- Directed by: Jane Gull
- Written by: Duncan Paveling
- Produced by: James Rumsey
- Starring: Steven Brandon; Shana Swash; Will Rastall; Pixie Le Knot; Eileen Pollock; Suzanna Hamilton;
- Cinematography: Susanne Salavati
- Edited by: Benjamin Gerstein
- Music by: Barrington Pheloung
- Production company: Rum Jam Films
- Distributed by: British Film Institute
- Release date: 2016;
- Country: United Kingdom
- Language: English

= My Feral Heart =

2016 film directed by Jane Gull

My Feral Heart is a 2016 British independent film written by Duncan Paveling and directed by Jane Gull. It charts the story of Luke, an independent young man with Down syndrome, forced in to a residential home following the death of his mother. Luke slowly builds relationships and goes on to demonstrate his abilities in a touching story.

==Plot==
In a reversal of the generally expected roles it is Luke, who has Down syndrome, that is the careperson for his elderly mother. When she dies social services remove Luke to Blossom House, a care home, where Luke struggles to adapt to the restrictive environment. The film explores the development of relationships between Luke; Eve, a carer at the home; and Pete, a hunt saboteur doing community service. The film goes on to develop Luke's relationship with a feral animal personified as a girl, bringing the four main characters together at the conclusion of the film.

== Cast ==
Steven Brandon acts the role of Luke, a young man with Down syndrome who turns from being an independent caregiver to his mother to being a dependent in the structured regime of a residential care home for special-needs people. A member of the Mushroom Theatre Company it was 33-year old Brandon from Mersea debut film role and resulted in the award of best actor at the 2017 National Film Awards UK. On an episode of "Loose Women" on 23 November 2017 Brandon's father Mike said how after the birth he had been told Steven "would "not be able to do much", "not be able to amount to anything", "possibly not talk", ... "and look!".

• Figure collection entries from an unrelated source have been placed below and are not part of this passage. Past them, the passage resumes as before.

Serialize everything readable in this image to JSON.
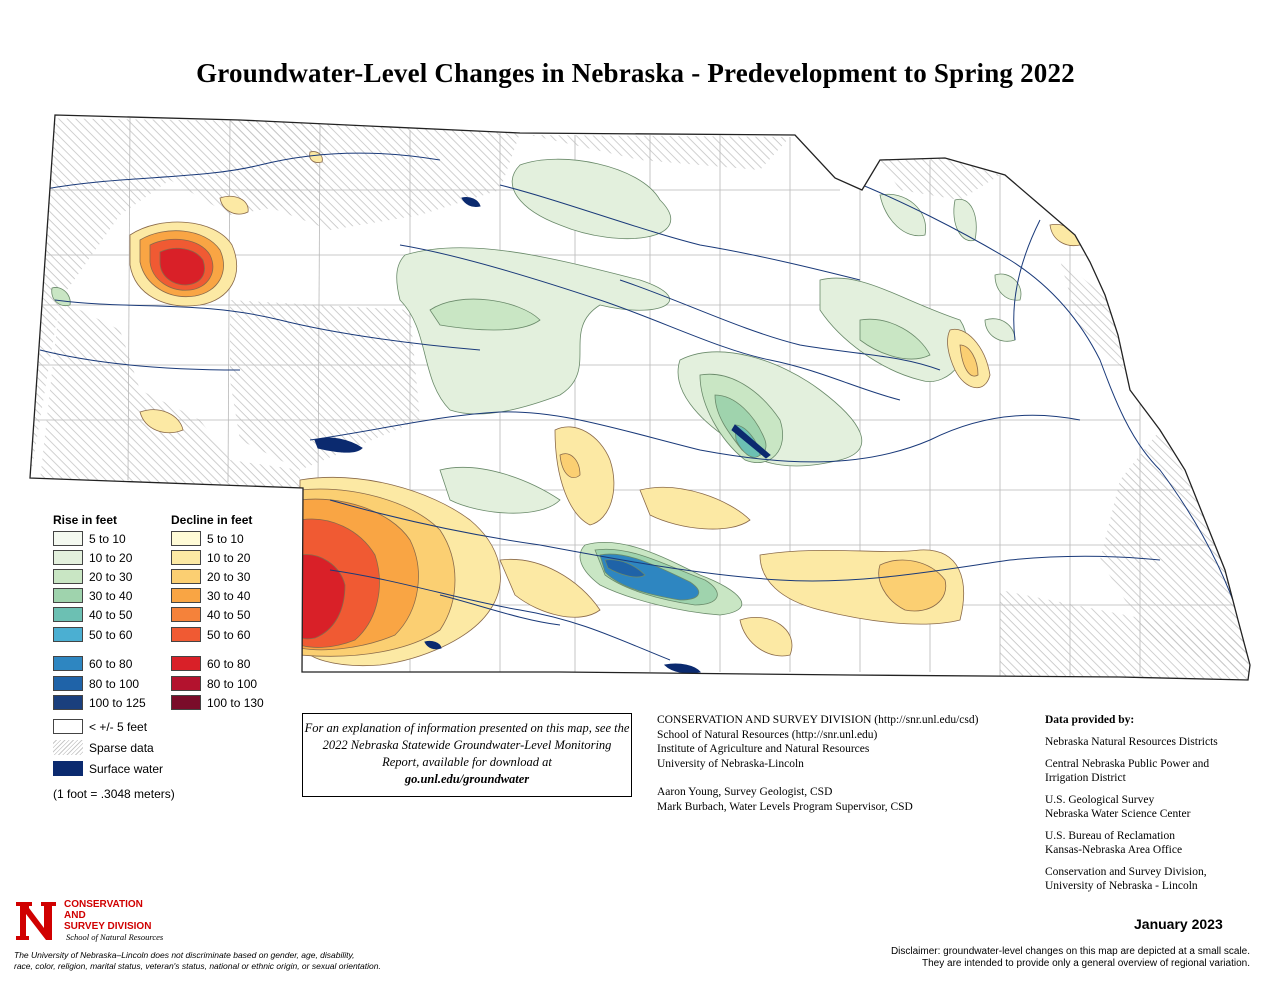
{
  "title": "Groundwater-Level Changes in Nebraska - Predevelopment to Spring 2022",
  "legend": {
    "rise_heading": "Rise in feet",
    "decline_heading": "Decline in feet",
    "rise": [
      {
        "label": "5 to 10",
        "color": "#f4f9f0"
      },
      {
        "label": "10 to 20",
        "color": "#e3f0dd"
      },
      {
        "label": "20 to 30",
        "color": "#c9e6c4"
      },
      {
        "label": "30 to 40",
        "color": "#9fd3ad"
      },
      {
        "label": "40 to 50",
        "color": "#6cc0b3"
      },
      {
        "label": "50 to 60",
        "color": "#4bafd2"
      },
      {
        "label": "60 to 80",
        "color": "#2e86c1"
      },
      {
        "label": "80 to 100",
        "color": "#1f63a8"
      },
      {
        "label": "100 to 125",
        "color": "#1a3f7d"
      }
    ],
    "decline": [
      {
        "label": "5 to 10",
        "color": "#fffbd6"
      },
      {
        "label": "10 to 20",
        "color": "#fce9a4"
      },
      {
        "label": "20 to 30",
        "color": "#fbcf72"
      },
      {
        "label": "30 to 40",
        "color": "#f9a544"
      },
      {
        "label": "40 to 50",
        "color": "#f5823a"
      },
      {
        "label": "50 to 60",
        "color": "#f05a33"
      },
      {
        "label": "60 to 80",
        "color": "#d92028"
      },
      {
        "label": "80 to 100",
        "color": "#b3122e"
      },
      {
        "label": "100 to 130",
        "color": "#7a0c2a"
      }
    ],
    "other": [
      {
        "label": "< +/- 5 feet",
        "type": "blank"
      },
      {
        "label": "Sparse data",
        "type": "hatch"
      },
      {
        "label": "Surface water",
        "type": "water",
        "color": "#0b2a6f"
      }
    ],
    "conversion": "(1 foot = .3048 meters)"
  },
  "infobox": {
    "text": "For an explanation of information presented on this map, see the 2022 Nebraska Statewide Groundwater-Level Monitoring Report, available for download at",
    "link": "go.unl.edu/groundwater"
  },
  "csd": {
    "line1": "CONSERVATION AND SURVEY DIVISION (http://snr.unl.edu/csd)",
    "line2": "School of Natural Resources (http://snr.unl.edu)",
    "line3": "Institute of Agriculture and Natural Resources",
    "line4": "University of Nebraska-Lincoln",
    "line5": "Aaron Young, Survey Geologist, CSD",
    "line6": "Mark Burbach, Water Levels Program Supervisor, CSD"
  },
  "provided": {
    "heading": "Data provided by:",
    "groups": [
      [
        "Nebraska Natural Resources Districts"
      ],
      [
        "Central Nebraska Public Power and",
        "Irrigation District"
      ],
      [
        "U.S. Geological Survey",
        "Nebraska Water Science Center"
      ],
      [
        "U.S. Bureau of Reclamation",
        "Kansas-Nebraska Area Office"
      ],
      [
        "Conservation and Survey Division,",
        "University of Nebraska - Lincoln"
      ]
    ]
  },
  "date": "January 2023",
  "disclaimer": {
    "line1": "Disclaimer: groundwater-level changes on this map are depicted at a small scale.",
    "line2": "They are intended to provide only a general overview of regional variation."
  },
  "logo": {
    "letter": "N",
    "line1": "CONSERVATION AND",
    "line2": "SURVEY DIVISION",
    "sub": "School of Natural Resources",
    "brand_color": "#d00000"
  },
  "nondiscrimination": {
    "line1": "The University of Nebraska–Lincoln does not discriminate based on gender, age, disability,",
    "line2": "race, color, religion, marital status, veteran's status, national or ethnic origin, or sexual orientation."
  },
  "colors": {
    "state_outline": "#222222",
    "county_lines": "#b5b5b5",
    "rivers": "#1a3a7a",
    "hatch": "#c9c9c9"
  }
}
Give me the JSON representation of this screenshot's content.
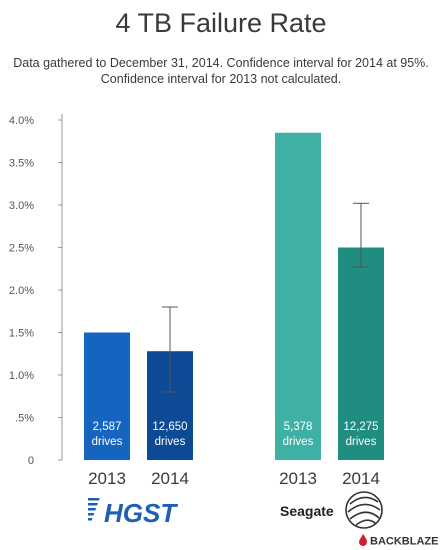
{
  "title": "4 TB Failure Rate",
  "subtitle": "Data gathered to December 31, 2014. Confidence interval for 2014 at 95%. Confidence interval for 2013 not calculated.",
  "chart_data": {
    "type": "bar",
    "title": "4 TB Failure Rate",
    "subtitle": "Data gathered to December 31, 2014. Confidence interval for 2014 at 95%. Confidence interval for 2013 not calculated.",
    "ylim": [
      0,
      4.0
    ],
    "yticks": [
      0,
      0.5,
      1.0,
      1.5,
      2.0,
      2.5,
      3.0,
      3.5,
      4.0
    ],
    "ytick_labels": [
      "0",
      ".5%",
      "1.0%",
      "1.5%",
      "2.0%",
      "2.5%",
      "3.0%",
      "3.5%",
      "4.0%"
    ],
    "grid": false,
    "groups": [
      {
        "brand": "HGST",
        "bars": [
          {
            "year": "2013",
            "value": 1.5,
            "drives": "2,587",
            "drives_unit": "drives",
            "color": "#1565c0",
            "error": null
          },
          {
            "year": "2014",
            "value": 1.28,
            "drives": "12,650",
            "drives_unit": "drives",
            "color": "#0d4a96",
            "error": [
              0.8,
              1.8
            ]
          }
        ]
      },
      {
        "brand": "Seagate",
        "bars": [
          {
            "year": "2013",
            "value": 3.85,
            "drives": "5,378",
            "drives_unit": "drives",
            "color": "#3fb0a4",
            "error": null
          },
          {
            "year": "2014",
            "value": 2.5,
            "drives": "12,275",
            "drives_unit": "drives",
            "color": "#1f8d80",
            "error": [
              2.27,
              3.02
            ]
          }
        ]
      }
    ]
  },
  "logos": {
    "hgst": "HGST",
    "seagate": "Seagate",
    "backblaze": "BACKBLAZE"
  },
  "colors": {
    "axis": "#999999",
    "hgst_logo": "#1d5fb4",
    "backblaze_red": "#d0202e"
  }
}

The film contains three other major characters. Shana Swash plays Eve, a caregiver at the Blossom House residential home who slowly builds a relationship with Luke. Will Rastall is Pete, doing community service near Blossom House who befriends Luke and assists him to express his abilities. The fourth main character is contortionist Pixie Le Knot who as an anonymous girl personifies a trapped feral fox.

The complete cast runs into several dozen, including a group of disabled children who play the residents of the care home. At least two notable established actresses play roles: Eileen Pollock as Luke's mother Joan for a few scenes at the start of the film and Suzanna Hamilton does a single scene as Pete's mother.

==Production==
The film was shot in Essex. Music was composed by Barrington Pheloung.

==Release==
My Feral Heart made its UK premier at the 70th Edinburgh Film Festival. and European premier at the September 2016 Festival international du film sur le handicap (FIHH). The film was also available in screenings through the "Ourscreen" platform in UK, where an individual can hope to gather sufficient seats for a Cinema screening. The film was released on UK terrestrial television on 18 March 2021, timed to coincide with World Down Syndrome day on the 21 March 2021.

==Criticisms==
The film won two prizes at the FIHH including Prize for Best Fiction Feature (Prix du Meilleur Long Métrage Fiction).

The main protagonist Steven Brandon, who has Down syndrome, received many accolades for his performance. Mark Kermode in a review states the film is about "ability not disability", noting the film has begun to gather a cult status. Some reviews note dissatisfaction with the implausibility of the surreal abstraction of the feral animal.